Sweden: Grateful for a Second Chance
(Minghui.org) Ms. Elisabeth Ek said, “It has been so many years. I never thought of beginning to cultivate again. I even believed it to be impossible. It seemed like I already missed the last train … I felt unworthy of returning to cultivation.”
She continued, “After I left Falun Dafa, also called Falun Gong, cultivation more than 10 years ago, I returned to cultivation.”
She is grateful that Master Li Hongzhi (the founder) had not given up on her. She hopes that her story can awaken people’s conscience, begin to treasure Falun Dafa, and not to be deceived by the lies from the Chinese Communist Party (CCP).
Ms. Ek participated in the seven-day Falun Dafa workshop that was also taught by Master Li in Gothenburg, Sweden in 1996.
As Ms. Ek recalled her emotions at the time, she smiled: “It was wonderful! The amazing feeling was deeply embedded in my memory. I won't ever forget it. Dafa is a pure land. This is the path I have been looking for.”
A Beautiful Memory
Unfortunately, five years into practicing Falun Dafa, issues at home interfered with Ms. Ek’s cultivation. She could not align her actions with the Fa. Cultivation became difficult to the point that she had to stop practicing.
“It was not Dafa’s fault,” she said. “I deviated from Dafa, which made it difficult to be motivated. Especially after the CCP started persecuting Falun Gong in 1999, the expectation of practitioners went up. I knew the great responsibility we had to shoulder. However, I saw myself as a not-so-good practitioner, and I was unable to sort out my internal struggle of wanting to do something, but could not. The easiest solution was not to cultivate. I told myself that having Dafa in my memory was good enough.”
She continued, “Actually, my heart was never at ease after I left Dafa. I always knew that it was precious. My true self wanted Dafa. I was ashamed to give it up so easily. My heart never left Dafa … I thought about it almost every day. Whenever I met my friend who is a practitioner, I would bring up the topic of Falun Dafa.”
Master Always Watched Over Me
Ms. Ek and her good friend saw the Shen Yun Performing Arts show in London in 2018. She was quite shaken from the moment the curtain was drawn. Her body felt cleansed.
Ms. Ek also found out about Master’s new introductory article, “On Dafa”. She could not stop crying as she read it.
Her friend said to her: “Let’s start again.”
Those words touched Ms. Ek’s heart. She had been wanting to go back to cultivation, to be a Dafa practitioner again.
Ms. Ek brought up this conversation later with her friend. Her friend had no recollection of saying those words.
“I finally knew, Master Li has always been watching over me. He was waiting for my return.”
Back Pain Went Away
Ms. Ek went on a ski trip to France a few months later. She had been suffering from nerve pain, and had a herniated disk for a few years. Laying on her side or sitting could cause unbearable pain.

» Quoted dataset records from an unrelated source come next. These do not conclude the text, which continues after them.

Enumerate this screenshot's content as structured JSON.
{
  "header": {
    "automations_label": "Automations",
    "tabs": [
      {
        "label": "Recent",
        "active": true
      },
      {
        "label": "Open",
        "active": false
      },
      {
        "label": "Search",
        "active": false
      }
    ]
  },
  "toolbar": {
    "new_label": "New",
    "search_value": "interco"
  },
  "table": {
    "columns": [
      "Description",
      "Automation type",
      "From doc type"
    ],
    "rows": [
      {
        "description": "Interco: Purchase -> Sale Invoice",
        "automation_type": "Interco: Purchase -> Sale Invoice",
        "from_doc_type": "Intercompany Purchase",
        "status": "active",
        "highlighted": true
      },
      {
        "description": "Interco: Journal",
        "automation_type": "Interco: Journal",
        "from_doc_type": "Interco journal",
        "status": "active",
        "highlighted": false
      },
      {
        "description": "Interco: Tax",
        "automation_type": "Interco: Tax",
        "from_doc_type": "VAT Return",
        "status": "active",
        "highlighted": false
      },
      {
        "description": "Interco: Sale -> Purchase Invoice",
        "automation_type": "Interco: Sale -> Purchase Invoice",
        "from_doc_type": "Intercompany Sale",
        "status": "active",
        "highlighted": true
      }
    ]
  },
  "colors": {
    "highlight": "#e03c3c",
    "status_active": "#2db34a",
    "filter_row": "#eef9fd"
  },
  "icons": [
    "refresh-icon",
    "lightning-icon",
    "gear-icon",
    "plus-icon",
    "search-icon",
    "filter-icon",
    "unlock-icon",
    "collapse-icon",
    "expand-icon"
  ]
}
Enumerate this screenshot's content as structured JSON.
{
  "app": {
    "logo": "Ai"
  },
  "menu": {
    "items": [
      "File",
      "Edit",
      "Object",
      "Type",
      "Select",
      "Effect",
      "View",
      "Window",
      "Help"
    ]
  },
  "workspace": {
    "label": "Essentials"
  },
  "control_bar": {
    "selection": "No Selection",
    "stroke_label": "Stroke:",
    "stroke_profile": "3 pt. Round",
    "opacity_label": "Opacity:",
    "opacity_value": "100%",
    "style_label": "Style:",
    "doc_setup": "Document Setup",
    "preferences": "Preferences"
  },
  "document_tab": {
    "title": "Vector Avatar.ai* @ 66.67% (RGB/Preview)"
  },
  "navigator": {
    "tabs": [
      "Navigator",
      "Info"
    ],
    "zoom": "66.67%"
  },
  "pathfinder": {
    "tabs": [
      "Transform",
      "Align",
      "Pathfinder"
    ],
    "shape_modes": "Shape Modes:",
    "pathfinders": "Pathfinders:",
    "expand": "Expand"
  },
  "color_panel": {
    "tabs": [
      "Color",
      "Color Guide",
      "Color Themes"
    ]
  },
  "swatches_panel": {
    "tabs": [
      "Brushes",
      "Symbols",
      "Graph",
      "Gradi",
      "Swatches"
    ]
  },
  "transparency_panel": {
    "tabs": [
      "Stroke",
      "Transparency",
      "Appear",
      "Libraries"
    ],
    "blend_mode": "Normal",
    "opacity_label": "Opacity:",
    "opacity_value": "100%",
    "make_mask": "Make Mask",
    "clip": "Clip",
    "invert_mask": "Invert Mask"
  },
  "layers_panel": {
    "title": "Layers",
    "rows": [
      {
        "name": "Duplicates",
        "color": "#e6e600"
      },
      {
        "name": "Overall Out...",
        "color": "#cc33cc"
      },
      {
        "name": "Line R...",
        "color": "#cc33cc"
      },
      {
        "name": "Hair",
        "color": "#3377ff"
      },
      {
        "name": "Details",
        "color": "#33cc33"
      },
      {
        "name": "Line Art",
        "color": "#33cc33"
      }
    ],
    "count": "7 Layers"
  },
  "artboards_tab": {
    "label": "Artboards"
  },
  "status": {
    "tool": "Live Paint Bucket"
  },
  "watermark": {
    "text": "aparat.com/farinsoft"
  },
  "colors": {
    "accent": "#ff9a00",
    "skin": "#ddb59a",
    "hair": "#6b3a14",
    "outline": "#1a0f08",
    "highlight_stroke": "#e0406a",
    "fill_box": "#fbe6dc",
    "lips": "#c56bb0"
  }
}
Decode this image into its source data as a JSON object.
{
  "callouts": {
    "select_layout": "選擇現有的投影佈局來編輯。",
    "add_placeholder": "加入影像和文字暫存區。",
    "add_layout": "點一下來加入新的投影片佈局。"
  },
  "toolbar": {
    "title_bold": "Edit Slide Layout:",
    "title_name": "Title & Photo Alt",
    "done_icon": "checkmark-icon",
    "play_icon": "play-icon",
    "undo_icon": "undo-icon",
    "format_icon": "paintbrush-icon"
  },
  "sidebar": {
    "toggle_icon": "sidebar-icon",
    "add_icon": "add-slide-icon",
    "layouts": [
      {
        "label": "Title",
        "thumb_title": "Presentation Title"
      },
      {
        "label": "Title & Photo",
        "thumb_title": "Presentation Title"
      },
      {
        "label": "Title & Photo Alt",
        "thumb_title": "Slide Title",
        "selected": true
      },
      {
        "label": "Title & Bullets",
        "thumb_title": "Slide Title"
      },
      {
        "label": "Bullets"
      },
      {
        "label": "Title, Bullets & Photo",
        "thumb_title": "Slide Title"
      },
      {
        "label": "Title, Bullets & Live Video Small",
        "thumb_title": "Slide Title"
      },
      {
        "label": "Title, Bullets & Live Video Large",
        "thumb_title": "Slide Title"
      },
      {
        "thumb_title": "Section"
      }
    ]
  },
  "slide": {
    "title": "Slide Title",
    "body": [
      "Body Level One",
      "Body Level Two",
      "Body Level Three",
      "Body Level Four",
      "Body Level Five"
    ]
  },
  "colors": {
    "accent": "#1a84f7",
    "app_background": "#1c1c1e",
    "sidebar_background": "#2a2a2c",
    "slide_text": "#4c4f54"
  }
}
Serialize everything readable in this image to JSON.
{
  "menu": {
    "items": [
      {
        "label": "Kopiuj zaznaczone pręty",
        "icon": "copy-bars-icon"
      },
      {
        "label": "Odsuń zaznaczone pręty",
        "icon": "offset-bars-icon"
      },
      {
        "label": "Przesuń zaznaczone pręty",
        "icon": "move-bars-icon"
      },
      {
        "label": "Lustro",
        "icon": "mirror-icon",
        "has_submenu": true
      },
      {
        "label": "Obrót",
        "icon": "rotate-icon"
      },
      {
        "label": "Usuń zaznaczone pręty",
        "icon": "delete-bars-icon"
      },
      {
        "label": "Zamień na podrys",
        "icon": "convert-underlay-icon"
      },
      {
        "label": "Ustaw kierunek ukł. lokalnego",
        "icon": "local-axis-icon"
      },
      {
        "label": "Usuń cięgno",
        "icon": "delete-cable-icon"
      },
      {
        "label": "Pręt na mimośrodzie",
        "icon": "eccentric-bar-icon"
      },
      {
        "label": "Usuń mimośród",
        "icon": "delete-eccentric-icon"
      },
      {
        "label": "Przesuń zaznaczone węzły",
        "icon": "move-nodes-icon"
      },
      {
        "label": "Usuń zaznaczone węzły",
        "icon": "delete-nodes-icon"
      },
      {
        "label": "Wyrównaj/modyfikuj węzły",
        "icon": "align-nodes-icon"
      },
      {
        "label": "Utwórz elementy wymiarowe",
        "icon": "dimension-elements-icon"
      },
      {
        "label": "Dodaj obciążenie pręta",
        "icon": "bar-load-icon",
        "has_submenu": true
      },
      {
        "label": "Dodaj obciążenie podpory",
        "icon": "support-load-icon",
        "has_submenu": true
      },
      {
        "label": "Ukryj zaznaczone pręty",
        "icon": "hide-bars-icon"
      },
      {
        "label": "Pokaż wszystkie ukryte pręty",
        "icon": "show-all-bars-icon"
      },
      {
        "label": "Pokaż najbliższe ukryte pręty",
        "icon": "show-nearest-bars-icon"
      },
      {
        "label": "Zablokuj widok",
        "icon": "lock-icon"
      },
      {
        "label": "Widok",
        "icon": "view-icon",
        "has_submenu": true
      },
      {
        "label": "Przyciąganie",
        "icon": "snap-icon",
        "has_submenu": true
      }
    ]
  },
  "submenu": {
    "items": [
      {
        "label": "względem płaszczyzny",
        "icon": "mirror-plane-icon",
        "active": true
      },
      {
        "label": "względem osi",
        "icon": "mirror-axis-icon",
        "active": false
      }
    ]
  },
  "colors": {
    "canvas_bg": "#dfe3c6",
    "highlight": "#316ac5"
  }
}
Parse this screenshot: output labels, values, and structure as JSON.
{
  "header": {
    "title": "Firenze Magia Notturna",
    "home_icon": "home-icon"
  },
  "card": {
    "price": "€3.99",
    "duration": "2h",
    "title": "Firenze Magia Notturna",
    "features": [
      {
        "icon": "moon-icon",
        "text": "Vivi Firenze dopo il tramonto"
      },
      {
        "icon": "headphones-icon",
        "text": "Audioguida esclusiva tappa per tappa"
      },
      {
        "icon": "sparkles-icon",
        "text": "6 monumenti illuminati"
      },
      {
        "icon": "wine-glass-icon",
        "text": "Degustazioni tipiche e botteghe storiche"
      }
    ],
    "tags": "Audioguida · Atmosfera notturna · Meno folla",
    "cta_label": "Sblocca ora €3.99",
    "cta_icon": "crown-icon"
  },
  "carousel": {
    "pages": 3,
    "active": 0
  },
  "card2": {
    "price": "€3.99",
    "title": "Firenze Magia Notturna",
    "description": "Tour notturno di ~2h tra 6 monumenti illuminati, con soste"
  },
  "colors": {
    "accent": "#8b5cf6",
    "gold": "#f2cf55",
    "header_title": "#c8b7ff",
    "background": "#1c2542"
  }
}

During the trip, Ms. Ek was unable to sit on the ski lift. So, instead of skiing, she decided to do the Falun Dafa exercises at the hotel.
“I did the fifth set of exercise leaning on the edge of the bed, I wasn’t able to sit crossed-legged anymore.”
Holding back tears, Ms. Ek recollected. “Amazingly, after I finished the exercise, all the pain in my body had disappeared! I was sleeping on both of my sides that night, and took the ski lift the next day. I experienced Master’s compassion and power again in my own body.”
Being a Diligent Practitioner
Life changed after Ms. Ek returned to cultivation. She is reading Zhuan Falun, the guiding book of Falun Dafa again, and does the exercises daily.
Ms. Ek joined her local Fa-study group, and is involved in activities that spread the goodness of Dafa. With her fellow practitioners, she demonstrates the Falun Dafa exercises, and informs the public about the persecution of this cultivation practice in China
“Master Li’s words sometimes appeared to me like pictures. Those images are beyond what words can express. They help me pick out the thoughts that are not from my true self. The thought of shame and unworthiness are things in the past. Even though I am not always perfect, but, I will keep on going forward. I am grateful that Master had not given up on me, and grateful to Dafa. I will treasure Dafa evermore, and live up to what Master has given us.”